“In areas such as food and raw materials, the war has led to price increases and the spike in raw material prices on our world markets is currently generating inflation in the eurozone, but to date, neither the European Commission nor the the European Central Bank detected signs that these prices are fueling an inflationary spiral in the euro area, in wages and in other factors of our economy, which react to these price increases”, underlined Paschal Donohoe.
Speaking at a conference after a meeting of the Eurogroup, in Luxembourg, the president of the structure that brings together the finance ministers of the euro zone assured that these price increases are and will continue to be “monitored very closely”.
According to Paschal Donohoe, one of the consequences that the war has for the eurozone economy is, “clearly, in the area of energy and increasingly in food prices and in the disruption of supply chains”.
“And, of course, what this does for governments for citizens and for businesses is that it creates uncertainty and we recognize that economic growth will slow down this year,” he admitted.
Faced with this “risk of uncertainty”, Paschal Donohoe stressed that “the Eurogroup made clear the need for budgetary policy to be agile and to respond to changes in the situation”.
“We recognize the impact that this war is having within the EU, in terms of rising energy prices, and what that means for living standards and we recognize that these increases are having an impact on our society and our cost. of life, both in the short term and in the long term”, he added.

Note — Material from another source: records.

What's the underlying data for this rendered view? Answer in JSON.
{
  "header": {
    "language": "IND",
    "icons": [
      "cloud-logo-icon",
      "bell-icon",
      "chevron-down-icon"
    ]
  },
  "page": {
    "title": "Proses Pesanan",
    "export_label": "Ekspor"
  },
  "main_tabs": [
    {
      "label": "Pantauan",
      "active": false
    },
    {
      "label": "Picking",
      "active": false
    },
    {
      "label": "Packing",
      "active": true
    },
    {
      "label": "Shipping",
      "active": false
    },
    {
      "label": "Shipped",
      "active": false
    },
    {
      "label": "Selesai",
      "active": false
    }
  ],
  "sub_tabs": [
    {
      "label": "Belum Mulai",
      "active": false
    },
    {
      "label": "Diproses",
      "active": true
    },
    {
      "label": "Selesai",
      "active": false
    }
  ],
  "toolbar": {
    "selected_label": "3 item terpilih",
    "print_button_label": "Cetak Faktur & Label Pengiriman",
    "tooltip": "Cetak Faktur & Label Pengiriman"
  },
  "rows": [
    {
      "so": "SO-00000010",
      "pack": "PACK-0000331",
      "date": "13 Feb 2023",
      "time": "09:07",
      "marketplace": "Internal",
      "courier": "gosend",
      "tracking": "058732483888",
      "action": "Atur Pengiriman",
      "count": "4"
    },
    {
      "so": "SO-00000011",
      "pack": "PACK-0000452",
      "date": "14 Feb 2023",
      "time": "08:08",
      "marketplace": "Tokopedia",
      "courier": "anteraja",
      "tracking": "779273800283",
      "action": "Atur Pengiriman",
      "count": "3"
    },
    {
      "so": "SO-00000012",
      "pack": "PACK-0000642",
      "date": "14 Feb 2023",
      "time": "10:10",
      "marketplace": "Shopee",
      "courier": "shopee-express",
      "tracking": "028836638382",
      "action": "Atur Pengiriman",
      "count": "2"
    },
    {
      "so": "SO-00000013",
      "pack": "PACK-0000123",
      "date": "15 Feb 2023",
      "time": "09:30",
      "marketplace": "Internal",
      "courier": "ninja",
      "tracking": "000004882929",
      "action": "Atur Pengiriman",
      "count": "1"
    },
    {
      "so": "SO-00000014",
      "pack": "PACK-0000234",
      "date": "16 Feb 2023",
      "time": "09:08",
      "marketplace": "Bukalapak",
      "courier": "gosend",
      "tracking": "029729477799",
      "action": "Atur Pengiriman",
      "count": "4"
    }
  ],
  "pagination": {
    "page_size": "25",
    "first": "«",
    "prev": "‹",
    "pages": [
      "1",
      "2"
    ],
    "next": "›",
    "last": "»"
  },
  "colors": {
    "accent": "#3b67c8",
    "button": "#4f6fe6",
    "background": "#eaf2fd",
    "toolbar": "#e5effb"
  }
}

Also present on the occasion, the European Commissioner for the Economy, Paolo Gentiloni, acknowledged that the economic growth of the euro zone will be lower than previously expected for this year, which was 4% of the Gross Domestic Product (GDP), which should become clearer. with the estimates that will be released at the end of the month by the community statistical office, Eurostat.
Even so, “we will not reach negative territory due to the base we were on at the beginning of this crisis”, guaranteed Paolo Gentiloni.
At the press conference, Paschal Donohoe also welcomed the participation for the first time in a meeting of the Eurogroup of the Portuguese Finance Minister, Fernando Medina, who debuted on the occasion after taking office a few days ago.
The statements come at a time when prices in the EU are hitting highs due to constraints in supply chains, recently exacerbated by the geopolitical tensions of the Ukraine war.
In March, the eurozone’s annual inflation rate soared to a new high of 7.5%, compared to 5.9% in February, according to Eurostat.
Inflation is, these days, more pronounced in terms of energy prices, with prices of fossil fuels (such as gas) having soared in recent weeks and reached the highest levels of the last decade due to fears of a reduction in supply caused by the invasion Russian from Ukraine.
Russia launched a military offensive in Ukraine on February 24 that killed at least 1,430 civilians, including 121 children, and injured 2,097, including 178 minors, according to the latest UN data, which warns of the likelihood of the real number. of civilian casualties be much higher.